When you are concerned about a bad progress report, parent should schedule a meeting with their teen’s teacher. Progress reports do not provide a lot of detail, but your teen’s teacher has a lot more information they can share. The teacher is the best source for information about your child’s scholastic performance, what difficulties your child is experiencing, what weaknesses may be holding your teen back, and possible recommendations for ways to help your teen. The teacher may invite your teen to see them during “extra hours” for one-on-one help, ask you to consider tutoring, or be open to your feedback, such as moving them to a seat in the front of the class, if you believe your child is easily distracted. They can also pinpoint the specific area that could be causing the problem, such as not understanding a key concept in math that the rest of the work hinges on.
Set goals for improvement with your teen.
Setting goals is the best way to move your teen forward, but goal-setting is not an inherent skill, so you need to show your teen how to go through this process. Talk about the upcoming school tests, projects, homework and other work in detail and then break those assignments down into smaller goals with deadlines. Help your teen set small, attainable goals with specific measures. Teach them to maintain a positive attitude by encouraging them to enjoy the little progress along the way and celebrating each goal achieved. Perhaps even more important will be your ability to teach your teen to maneuver the obstacles they encounter. It is hard to stick to a plan, especially when you hit some roadblocks. Goals are not set in stone, but rather are like a roadmap used to get to a particular destination, and the route can vary depending on the many factors involved in planning the trip.

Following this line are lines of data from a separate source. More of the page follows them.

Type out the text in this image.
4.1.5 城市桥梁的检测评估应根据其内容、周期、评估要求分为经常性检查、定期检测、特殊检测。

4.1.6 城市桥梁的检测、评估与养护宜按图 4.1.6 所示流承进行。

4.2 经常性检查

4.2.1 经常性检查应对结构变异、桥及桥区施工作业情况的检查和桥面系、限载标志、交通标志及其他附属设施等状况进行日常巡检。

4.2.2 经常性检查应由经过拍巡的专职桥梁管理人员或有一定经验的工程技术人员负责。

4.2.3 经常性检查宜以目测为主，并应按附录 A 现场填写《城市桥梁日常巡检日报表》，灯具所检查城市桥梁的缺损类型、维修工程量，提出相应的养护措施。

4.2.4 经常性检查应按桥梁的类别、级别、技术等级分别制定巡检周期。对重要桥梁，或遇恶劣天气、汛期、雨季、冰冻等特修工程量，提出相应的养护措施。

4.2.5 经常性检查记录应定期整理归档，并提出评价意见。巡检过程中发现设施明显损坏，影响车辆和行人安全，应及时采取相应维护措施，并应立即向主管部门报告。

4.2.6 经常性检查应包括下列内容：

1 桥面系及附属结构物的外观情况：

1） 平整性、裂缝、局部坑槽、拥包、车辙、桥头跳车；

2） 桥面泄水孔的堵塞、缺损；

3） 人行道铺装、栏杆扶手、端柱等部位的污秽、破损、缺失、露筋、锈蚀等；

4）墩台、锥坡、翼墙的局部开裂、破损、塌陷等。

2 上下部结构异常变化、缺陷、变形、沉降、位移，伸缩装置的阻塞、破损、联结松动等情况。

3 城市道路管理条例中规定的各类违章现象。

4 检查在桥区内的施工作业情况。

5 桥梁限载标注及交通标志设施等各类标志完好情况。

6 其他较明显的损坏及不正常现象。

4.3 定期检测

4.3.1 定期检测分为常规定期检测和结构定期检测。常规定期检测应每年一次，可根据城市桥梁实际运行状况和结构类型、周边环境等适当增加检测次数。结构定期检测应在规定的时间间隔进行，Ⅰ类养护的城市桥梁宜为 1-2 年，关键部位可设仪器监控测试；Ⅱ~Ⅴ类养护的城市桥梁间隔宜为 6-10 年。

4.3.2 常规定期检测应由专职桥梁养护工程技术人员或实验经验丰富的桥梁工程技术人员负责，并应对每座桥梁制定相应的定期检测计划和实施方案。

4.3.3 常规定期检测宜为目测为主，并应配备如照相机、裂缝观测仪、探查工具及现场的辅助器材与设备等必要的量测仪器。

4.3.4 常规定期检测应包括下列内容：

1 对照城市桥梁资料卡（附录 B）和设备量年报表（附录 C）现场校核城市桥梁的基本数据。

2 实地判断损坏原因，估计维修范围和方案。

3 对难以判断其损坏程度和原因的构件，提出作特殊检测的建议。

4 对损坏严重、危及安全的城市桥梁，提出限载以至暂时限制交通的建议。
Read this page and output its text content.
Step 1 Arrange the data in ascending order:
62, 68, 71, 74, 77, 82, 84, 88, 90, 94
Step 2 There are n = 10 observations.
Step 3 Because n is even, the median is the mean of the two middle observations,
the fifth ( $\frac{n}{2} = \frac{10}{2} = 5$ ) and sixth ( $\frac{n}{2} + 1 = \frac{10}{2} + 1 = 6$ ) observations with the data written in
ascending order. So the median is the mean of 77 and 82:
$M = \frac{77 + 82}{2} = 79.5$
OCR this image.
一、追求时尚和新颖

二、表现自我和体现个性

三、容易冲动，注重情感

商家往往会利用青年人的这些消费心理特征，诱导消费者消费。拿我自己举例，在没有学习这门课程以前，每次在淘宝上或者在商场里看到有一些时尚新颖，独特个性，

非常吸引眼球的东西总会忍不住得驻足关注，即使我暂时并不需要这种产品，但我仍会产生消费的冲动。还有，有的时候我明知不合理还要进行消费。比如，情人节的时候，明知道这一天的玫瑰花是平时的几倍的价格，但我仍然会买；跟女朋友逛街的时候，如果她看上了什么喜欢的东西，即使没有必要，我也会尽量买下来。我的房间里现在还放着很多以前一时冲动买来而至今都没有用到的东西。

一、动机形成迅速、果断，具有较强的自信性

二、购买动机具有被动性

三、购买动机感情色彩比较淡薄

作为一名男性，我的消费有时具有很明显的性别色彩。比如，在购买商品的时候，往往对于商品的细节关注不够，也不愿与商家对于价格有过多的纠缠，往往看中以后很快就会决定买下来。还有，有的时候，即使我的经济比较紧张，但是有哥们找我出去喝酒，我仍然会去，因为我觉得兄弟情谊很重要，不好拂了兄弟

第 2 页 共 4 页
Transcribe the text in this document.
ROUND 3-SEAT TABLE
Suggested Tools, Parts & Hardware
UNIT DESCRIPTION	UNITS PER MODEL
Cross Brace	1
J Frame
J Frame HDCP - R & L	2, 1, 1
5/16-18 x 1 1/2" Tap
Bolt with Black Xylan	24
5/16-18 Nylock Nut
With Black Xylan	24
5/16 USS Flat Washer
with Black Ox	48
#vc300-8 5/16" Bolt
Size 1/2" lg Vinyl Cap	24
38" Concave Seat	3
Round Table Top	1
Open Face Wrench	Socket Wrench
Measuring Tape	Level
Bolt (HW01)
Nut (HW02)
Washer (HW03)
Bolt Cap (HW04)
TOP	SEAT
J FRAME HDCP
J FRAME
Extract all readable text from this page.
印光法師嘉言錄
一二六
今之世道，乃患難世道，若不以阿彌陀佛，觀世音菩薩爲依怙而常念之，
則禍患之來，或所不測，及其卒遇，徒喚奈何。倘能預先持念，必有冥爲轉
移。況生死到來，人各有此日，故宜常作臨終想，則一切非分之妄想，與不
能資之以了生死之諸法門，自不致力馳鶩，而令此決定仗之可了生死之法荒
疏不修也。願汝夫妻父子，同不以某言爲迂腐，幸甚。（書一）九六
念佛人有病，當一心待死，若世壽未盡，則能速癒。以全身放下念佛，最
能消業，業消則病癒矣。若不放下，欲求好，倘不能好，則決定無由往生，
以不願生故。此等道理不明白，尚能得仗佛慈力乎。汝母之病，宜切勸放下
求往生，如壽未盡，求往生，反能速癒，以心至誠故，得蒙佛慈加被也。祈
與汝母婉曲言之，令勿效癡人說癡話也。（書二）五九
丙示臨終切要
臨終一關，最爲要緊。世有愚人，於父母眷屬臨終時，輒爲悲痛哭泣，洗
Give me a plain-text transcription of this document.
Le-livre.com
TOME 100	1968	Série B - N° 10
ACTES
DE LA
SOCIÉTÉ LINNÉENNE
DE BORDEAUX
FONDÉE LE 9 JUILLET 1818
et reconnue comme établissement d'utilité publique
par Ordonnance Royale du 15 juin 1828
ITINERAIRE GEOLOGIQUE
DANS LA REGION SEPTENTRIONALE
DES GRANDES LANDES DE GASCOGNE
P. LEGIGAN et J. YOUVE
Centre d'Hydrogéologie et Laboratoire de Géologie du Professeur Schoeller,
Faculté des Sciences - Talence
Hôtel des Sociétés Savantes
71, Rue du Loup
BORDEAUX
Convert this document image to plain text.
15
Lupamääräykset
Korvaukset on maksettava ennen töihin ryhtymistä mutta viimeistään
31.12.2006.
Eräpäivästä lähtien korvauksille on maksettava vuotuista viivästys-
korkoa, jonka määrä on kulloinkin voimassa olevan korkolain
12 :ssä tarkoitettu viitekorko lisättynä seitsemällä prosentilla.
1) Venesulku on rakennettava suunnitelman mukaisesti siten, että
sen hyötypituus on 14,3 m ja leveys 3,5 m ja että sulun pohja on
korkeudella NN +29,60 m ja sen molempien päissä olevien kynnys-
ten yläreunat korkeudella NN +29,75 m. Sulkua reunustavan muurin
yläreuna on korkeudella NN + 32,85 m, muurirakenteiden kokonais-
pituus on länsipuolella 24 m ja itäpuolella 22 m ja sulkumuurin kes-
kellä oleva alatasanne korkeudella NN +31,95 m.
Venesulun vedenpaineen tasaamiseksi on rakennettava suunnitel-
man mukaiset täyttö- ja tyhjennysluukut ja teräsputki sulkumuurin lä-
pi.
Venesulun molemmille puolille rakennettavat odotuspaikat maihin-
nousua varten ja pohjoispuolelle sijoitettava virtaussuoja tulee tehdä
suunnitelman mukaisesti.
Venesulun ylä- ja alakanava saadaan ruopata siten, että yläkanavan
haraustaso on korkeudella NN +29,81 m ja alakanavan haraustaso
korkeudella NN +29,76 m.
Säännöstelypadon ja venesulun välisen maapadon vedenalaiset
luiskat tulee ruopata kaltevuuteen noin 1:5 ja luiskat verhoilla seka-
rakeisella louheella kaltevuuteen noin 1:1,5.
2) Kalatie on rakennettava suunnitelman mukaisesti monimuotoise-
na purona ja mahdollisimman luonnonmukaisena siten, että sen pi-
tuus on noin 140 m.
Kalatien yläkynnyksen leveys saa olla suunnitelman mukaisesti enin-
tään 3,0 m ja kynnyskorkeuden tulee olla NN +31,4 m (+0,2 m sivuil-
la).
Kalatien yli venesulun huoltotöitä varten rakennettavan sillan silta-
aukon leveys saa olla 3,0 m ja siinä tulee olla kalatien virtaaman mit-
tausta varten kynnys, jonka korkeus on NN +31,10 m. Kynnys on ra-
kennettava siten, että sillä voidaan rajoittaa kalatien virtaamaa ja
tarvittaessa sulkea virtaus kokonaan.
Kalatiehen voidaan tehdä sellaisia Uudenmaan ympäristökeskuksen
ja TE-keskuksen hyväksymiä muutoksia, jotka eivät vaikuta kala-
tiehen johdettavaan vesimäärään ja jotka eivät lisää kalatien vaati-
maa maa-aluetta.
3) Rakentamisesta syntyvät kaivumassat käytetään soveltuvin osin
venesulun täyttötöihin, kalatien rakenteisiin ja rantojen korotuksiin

Establish good study habits in your teen.
The way your child studies at home, and the effort they put into their homework, can have just as much impact on their grades as what they are doing in school. Read our previous blog on Good Study Habits to learn the best ways to ensure your child creates habits at home that will improve their academic career from elementary school all the way through college.
Seek outside help.
Some children may need additional attention that can’t be provided in school. Hiring a tutor can offer them one-on-one assistance at their individual level in any subject.
Praise what your teen is doing well.
Regardless of your thoughts on your teen’s progress report, be sure to find something to admire. Whether it’s a specific subject (they may have flunked math, but they’re acing Spanish!) or an extracurricular activity, your teen has talents and efforts that need to be acknowledged. Remind your teen that your love is not conditional on his/her grades and that you want to help them succeed by tackling the problem together. Finally, try to draw connections between your teen’s interests and the troubled school subject. For example, if your child is not doing well in English, but loves to read the latest Twilight book, show him/her the link between the two. Consider developing a rewards or incentives system to encourage your teen.
Parents should not be waiting for a report card to know how their child is performing at school. Find out what mechanisms your school has in place for keeping you informed of your child’s progress, such as an online parent portal system for parents to check grades or contact from the teacher if grades fall below a certain level.
You need to look at a progress report or a report card as an opportunity to help your teen be successful. The report is a tool for identifying problems, finding solutions, and setting goals. Working together with your teen on this issue may very well be one of the most significant life lessons your child receives from you before they hit the adult world.